2. We use language-agnostic embedding models
Instead of deciding "Is this English or Malay?" upfront, we use embedding models that represent words in a shared semantic space. "Lah" (Malay particle) and "already" (English particle) both mean roughly the same thing in context. The model learns this.
3. We added dialect and accent handling
Singlish from Singapore sounds different from Singlish from Malaysia. Bangkok Thai-English is different from Northern Thai-English. We built models that handle these variations.
4. We preserve the original speech patterns
Instead of "correcting" code-switched speech into monolingual grammar, we keep it as spoken. If you said "cannot lah," the transcript says "cannot lah," not "cannot." The meaning is preserved.
The result? 85%+ accuracy on code-switched speech, compared to 40-50% on existing tools.
Is it perfect? No. Code-switching is inherently ambiguous sometimes — even humans disagree on what was said. But it's accurate enough to be useful for meeting notes, which is the point.

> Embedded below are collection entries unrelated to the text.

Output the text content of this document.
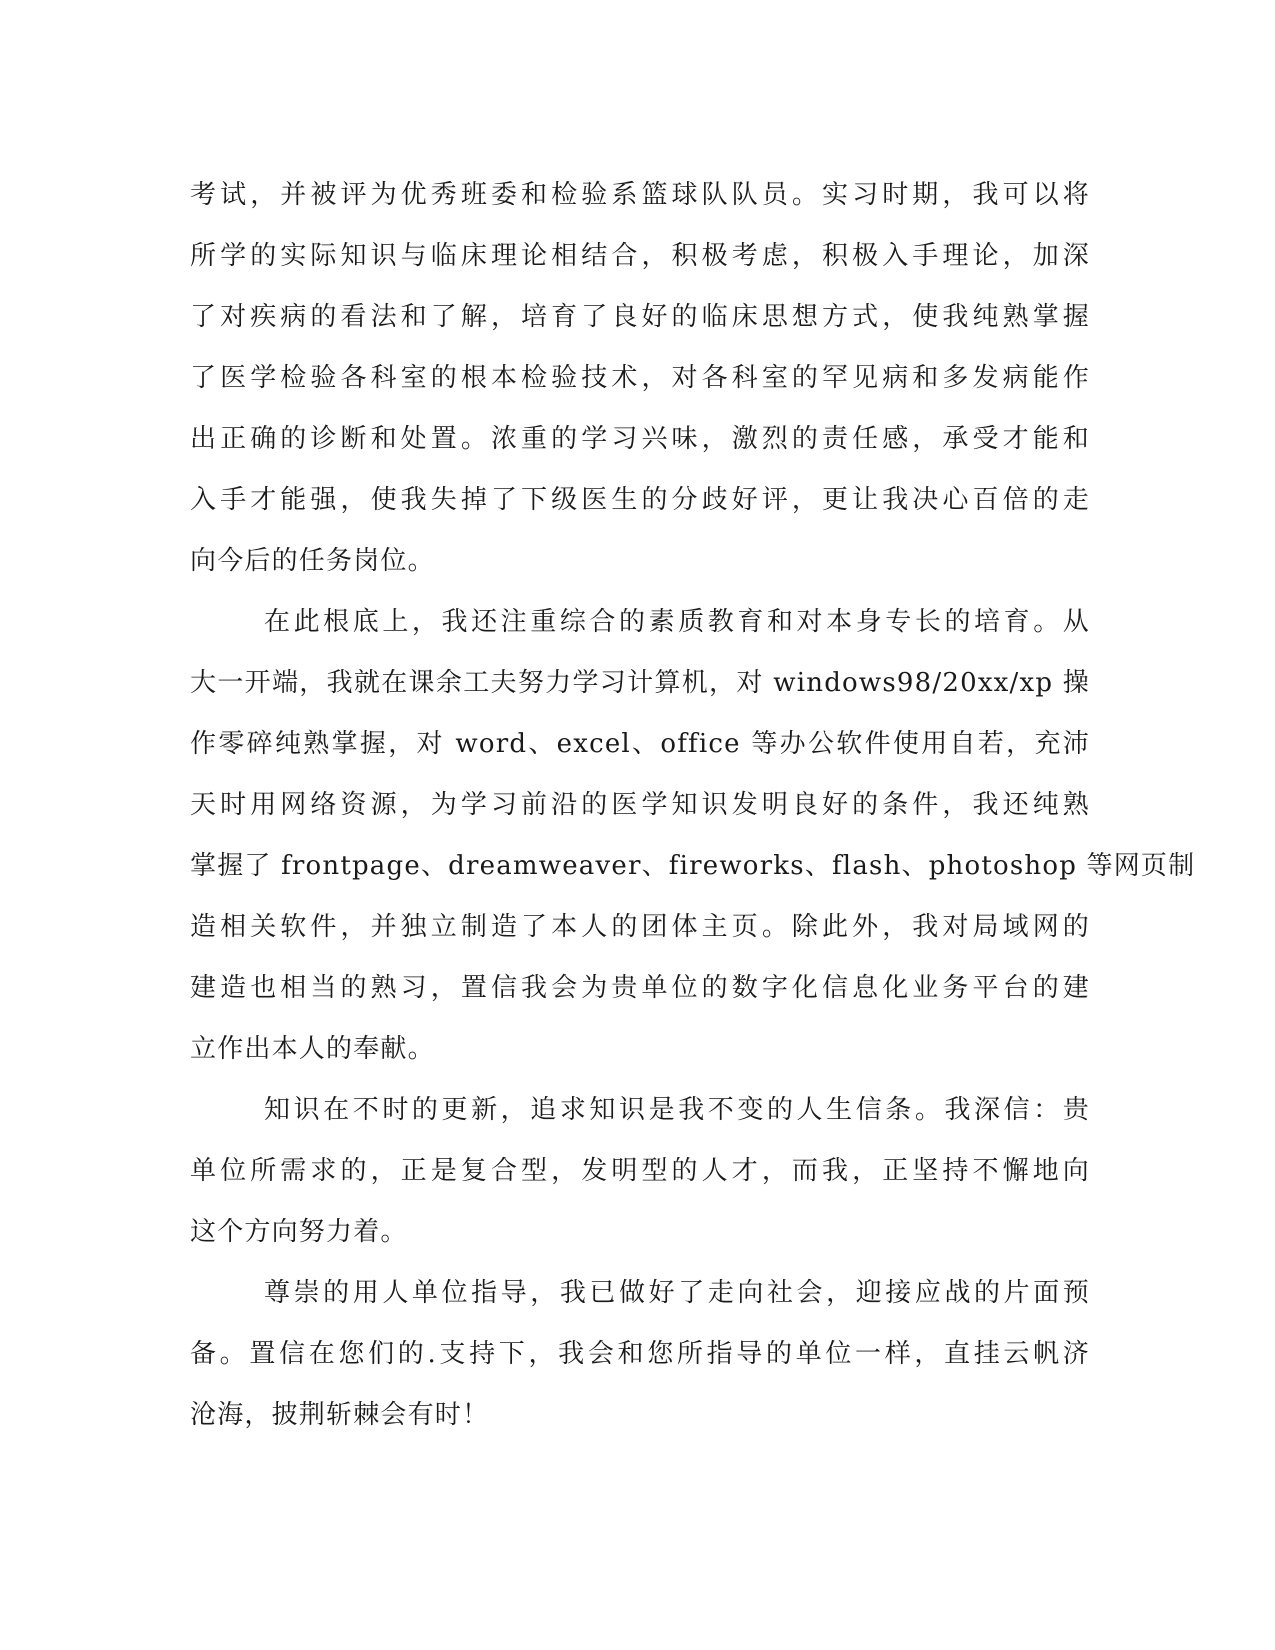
考试，并被评为优秀班委和检验系篮球队队员。实习时期，我可以将
所学的实际知识与临床理论相结合，积极考虑，积极入手理论，加深
了对疾病的看法和了解，培育了良好的临床思想方式，使我纯熟掌握
了医学检验各科室的根本检验技术，对各科室的罕见病和多发病能作
出正确的诊断和处置。浓重的学习兴味，激烈的责任感，承受才能和
入手才能强，使我失掉了下级医生的分歧好评，更让我决心百倍的走
向今后的任务岗位。
在此根底上，我还注重综合的素质教育和对本身专长的培育。从
大一开端，我就在课余工夫努力学习计算机，对 windows98/20xx/xp 操
作零碎纯熟掌握，对 word、excel、office 等办公软件使用自若，充沛
天时用网络资源，为学习前沿的医学知识发明良好的条件，我还纯熟
掌握了 frontpage、dreamweaver、fireworks、flash、photoshop 等网页制
造相关软件，并独立制造了本人的团体主页。除此外，我对局域网的
建造也相当的熟习，置信我会为贵单位的数字化信息化业务平台的建
立作出本人的奉献。
知识在不时的更新，追求知识是我不变的人生信条。我深信：贵
单位所需求的，正是复合型，发明型的人才，而我，正坚持不懈地向
这个方向努力着。
尊崇的用人单位指导，我已做好了走向社会，迎接应战的片面预
备。置信在您们的.支持下，我会和您所指导的单位一样，直挂云帆济
沧海，披荆斩棘会有时！
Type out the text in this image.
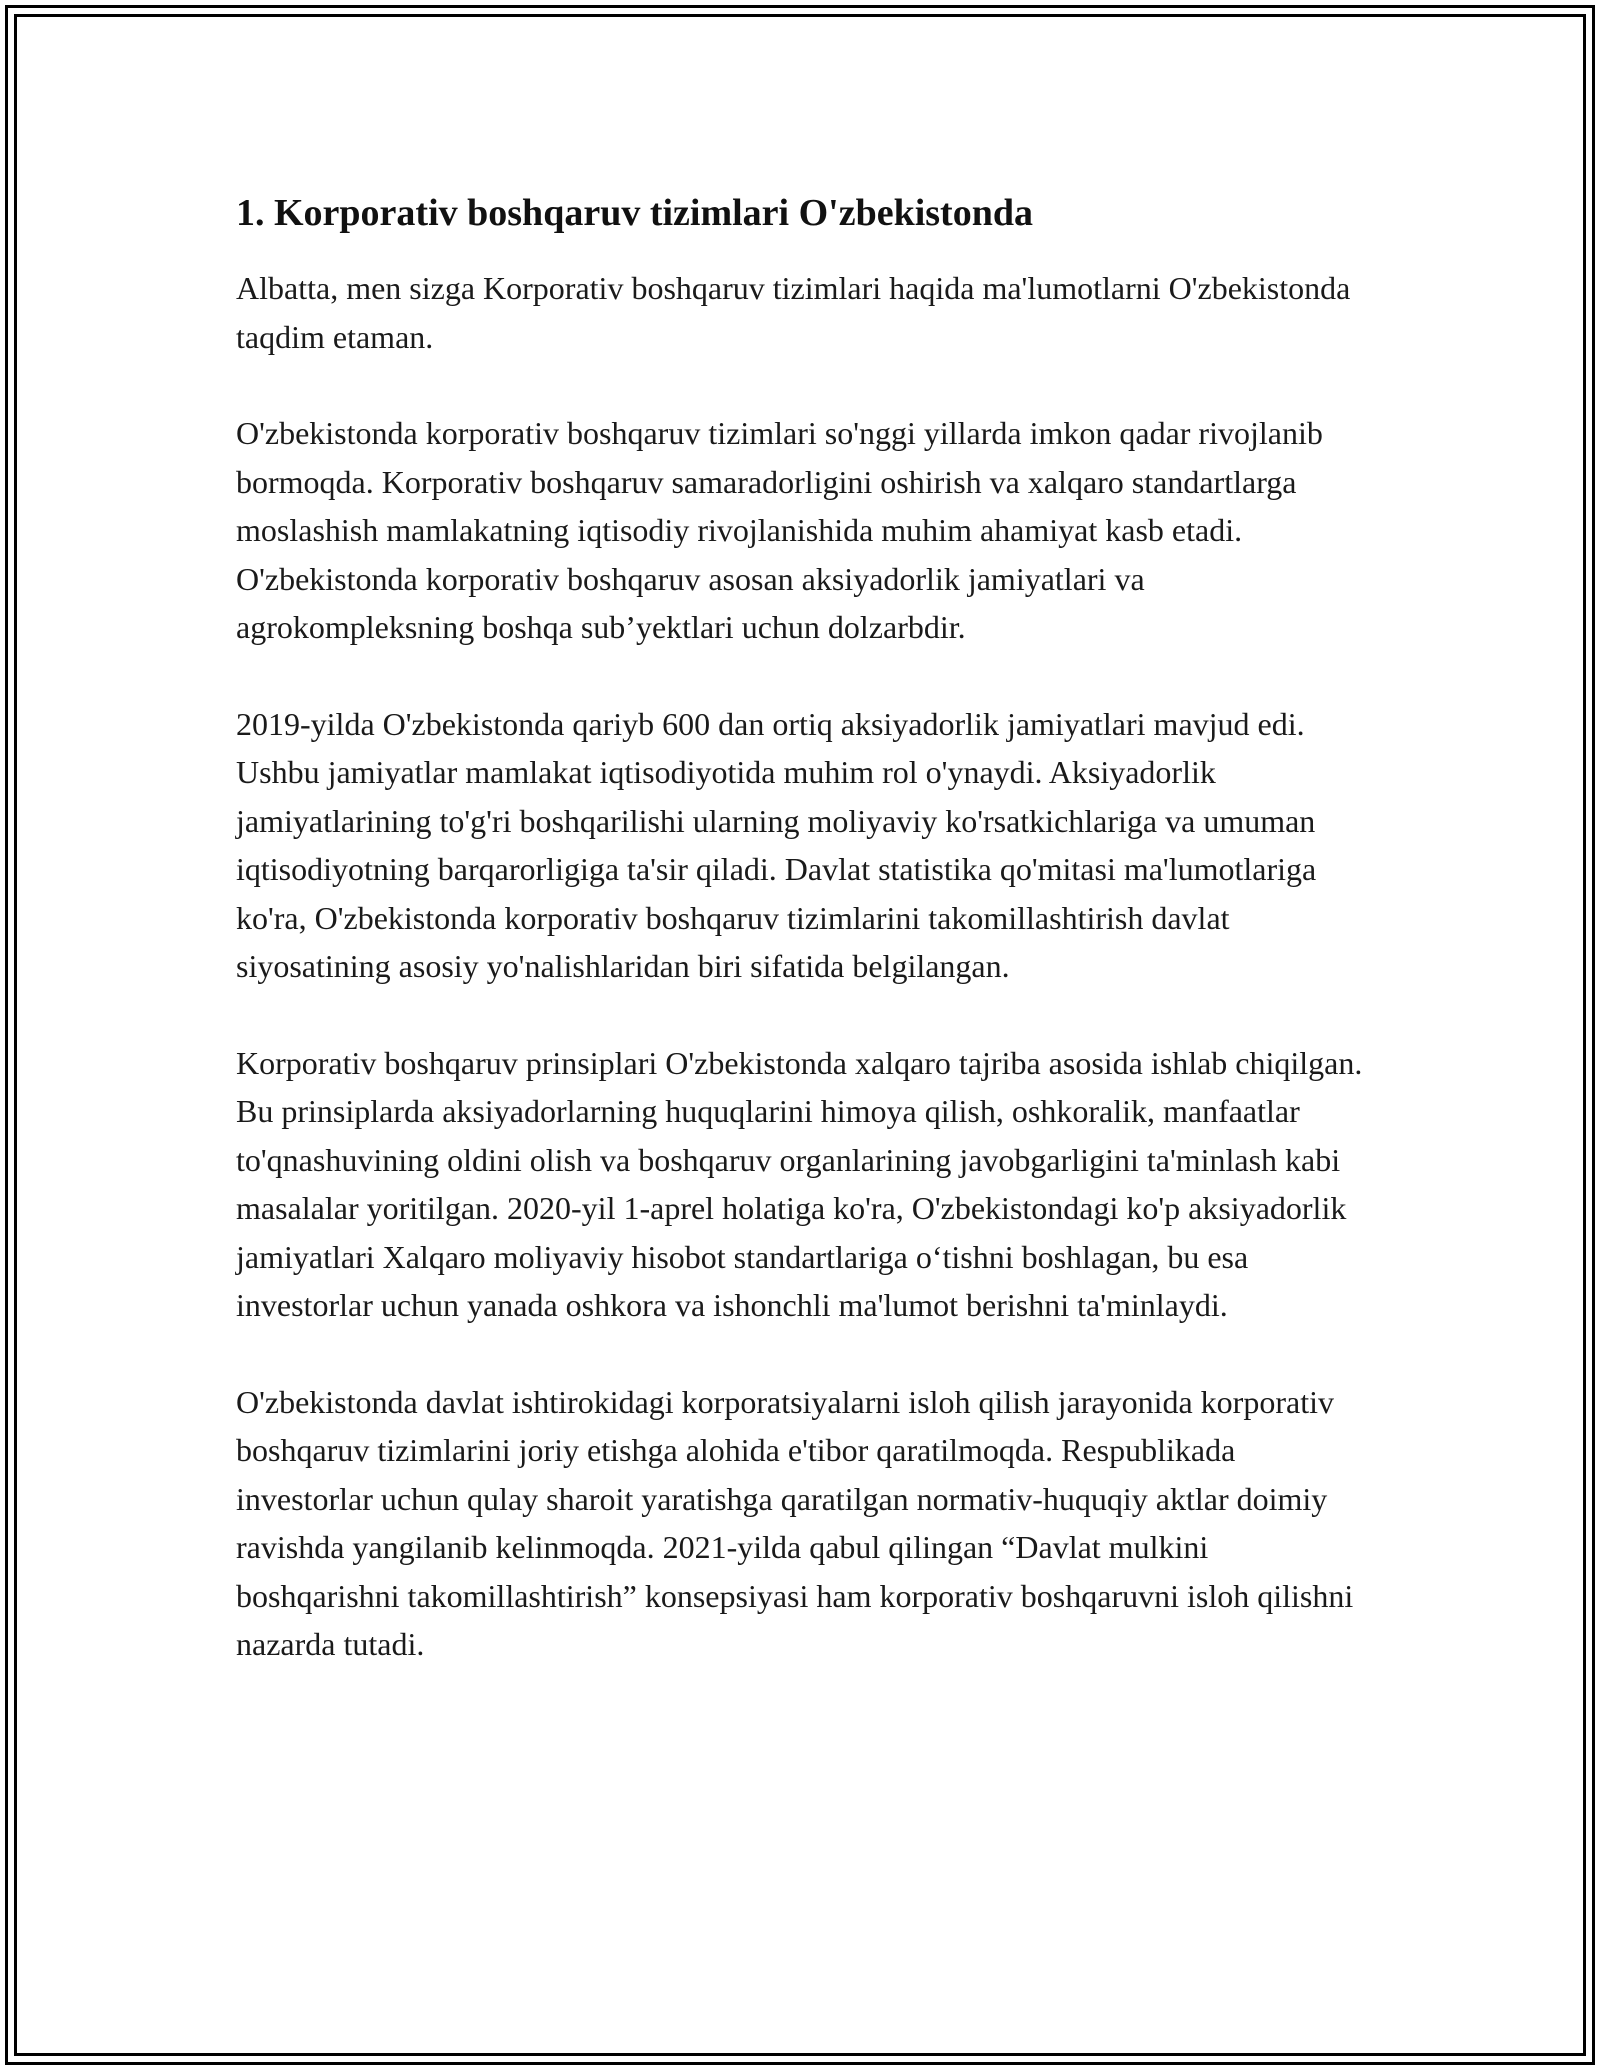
1. Korporativ boshqaruv tizimlari O'zbekistonda

Albatta, men sizga Korporativ boshqaruv tizimlari haqida ma'lumotlarni O'zbekistonda taqdim etaman.

O'zbekistonda korporativ boshqaruv tizimlari so'nggi yillarda imkon qadar rivojlanib bormoqda. Korporativ boshqaruv samaradorligini oshirish va xalqaro standartlarga moslashish mamlakatning iqtisodiy rivojlanishida muhim ahamiyat kasb etadi. O'zbekistonda korporativ boshqaruv asosan aksiyadorlik jamiyatlari va agrokompleksning boshqa sub’yektlari uchun dolzarbdir.

2019-yilda O'zbekistonda qariyb 600 dan ortiq aksiyadorlik jamiyatlari mavjud edi. Ushbu jamiyatlar mamlakat iqtisodiyotida muhim rol o'ynaydi. Aksiyadorlik jamiyatlarining to'g'ri boshqarilishi ularning moliyaviy ko'rsatkichlariga va umuman iqtisodiyotning barqarorligiga ta'sir qiladi. Davlat statistika qo'mitasi ma'lumotlariga ko'ra, O'zbekistonda korporativ boshqaruv tizimlarini takomillashtirish davlat siyosatining asosiy yo'nalishlaridan biri sifatida belgilangan.

Korporativ boshqaruv prinsiplari O'zbekistonda xalqaro tajriba asosida ishlab chiqilgan. Bu prinsiplarda aksiyadorlarning huquqlarini himoya qilish, oshkoralik, manfaatlar to'qnashuvining oldini olish va boshqaruv organlarining javobgarligini ta'minlash kabi masalalar yoritilgan. 2020-yil 1-aprel holatiga ko'ra, O'zbekistondagi ko'p aksiyadorlik jamiyatlari Xalqaro moliyaviy hisobot standartlariga o‘tishni boshlagan, bu esa investorlar uchun yanada oshkora va ishonchli ma'lumot berishni ta'minlaydi.

O'zbekistonda davlat ishtirokidagi korporatsiyalarni isloh qilish jarayonida korporativ boshqaruv tizimlarini joriy etishga alohida e'tibor qaratilmoqda. Respublikada investorlar uchun qulay sharoit yaratishga qaratilgan normativ-huquqiy aktlar doimiy ravishda yangilanib kelinmoqda. 2021-yilda qabul qilingan “Davlat mulkini boshqarishni takomillashtirish” konsepsiyasi ham korporativ boshqaruvni isloh qilishni nazarda tutadi.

The Bigger Picture: Why SE Asia Keeps Getting Left Behind
This code-switching problem is a microcosm of a bigger issue.
AI is built in the US and China. The training data is English, Mandarin, and a few other "high-resource" languages.
Everything else — including all of Southeast Asia's languages and dialects — gets treated as an edge case.
So we have tools that work great for monolingual English speakers in San Francisco. They're okay for Mandarin speakers in Shanghai. But for a multilingual team in Singapore? For developers in Manila who code-switch naturally? For regional teams that communicate across languages?
The tools fail.
And the assumption is: "That's an edge case. Most of the world speaks monolingual English or Mandarin anyway."
But Southeast Asia is 650 million people. It's not an edge case. It's a massive market that's been ignored because building for multilingual, code-switched speech is harder than building for monolingual English.

What Needs to Change
For researchers: Start collecting and publishing datasets of code-switched speech. It's harder than monolingual data, but it's important. Southeast Asia's languages matter.
For AI companies: Stop pretending code-switching is an edge case. Train your models on it. Your users in SE Asia deserve tools that work.
For regional companies: If existing tools don't work for you, you don't have to accept it. Build your own, or support tools (like BYSIK) that are built for your market.
For SE Asian founders: This is an opportunity. The entire region is using transcription tools that don't work for how we actually speak. That's a problem worth solving.

The Practical Takeaway
If you're running a team in Southeast Asia and you've been frustrated with transcription accuracy, now you know why.
It's not your audio quality. It's not your accent. It's not that you're speaking "wrong."
It's that the tools were built for a different market. They were trained on monolingual speech. Code-switching breaks them.
There are solutions now. Tools are getting better at handling multilingual and code-switched speech. If you've given up on transcription because it didn't work, try again. The tech has caught up.
And if you find a tool that actually understands how your team talks — that preserves meaning instead of "correcting" your language — stick with it. You've found something rare.

P.S. — If you want to geek out about the linguistics of code-switching, there's a whole field of research on it. Start here: Poplack's "The Bilingual's Linguistic System: Evidence for Asymmetric Competence." It's fascinating stuff.
And if you're building tools for Southeast Asia, feel free to reach out. I'm always interested in talking to founders who are solving regional problems instead of just copying the US.

Full disclosure: I founded BYSIK AI because of this exact problem. We're solving code-switching for transcription. But even if you use a different tool, I hope this helped you understand why transcription has been hard in SE Asia and why it's getting better.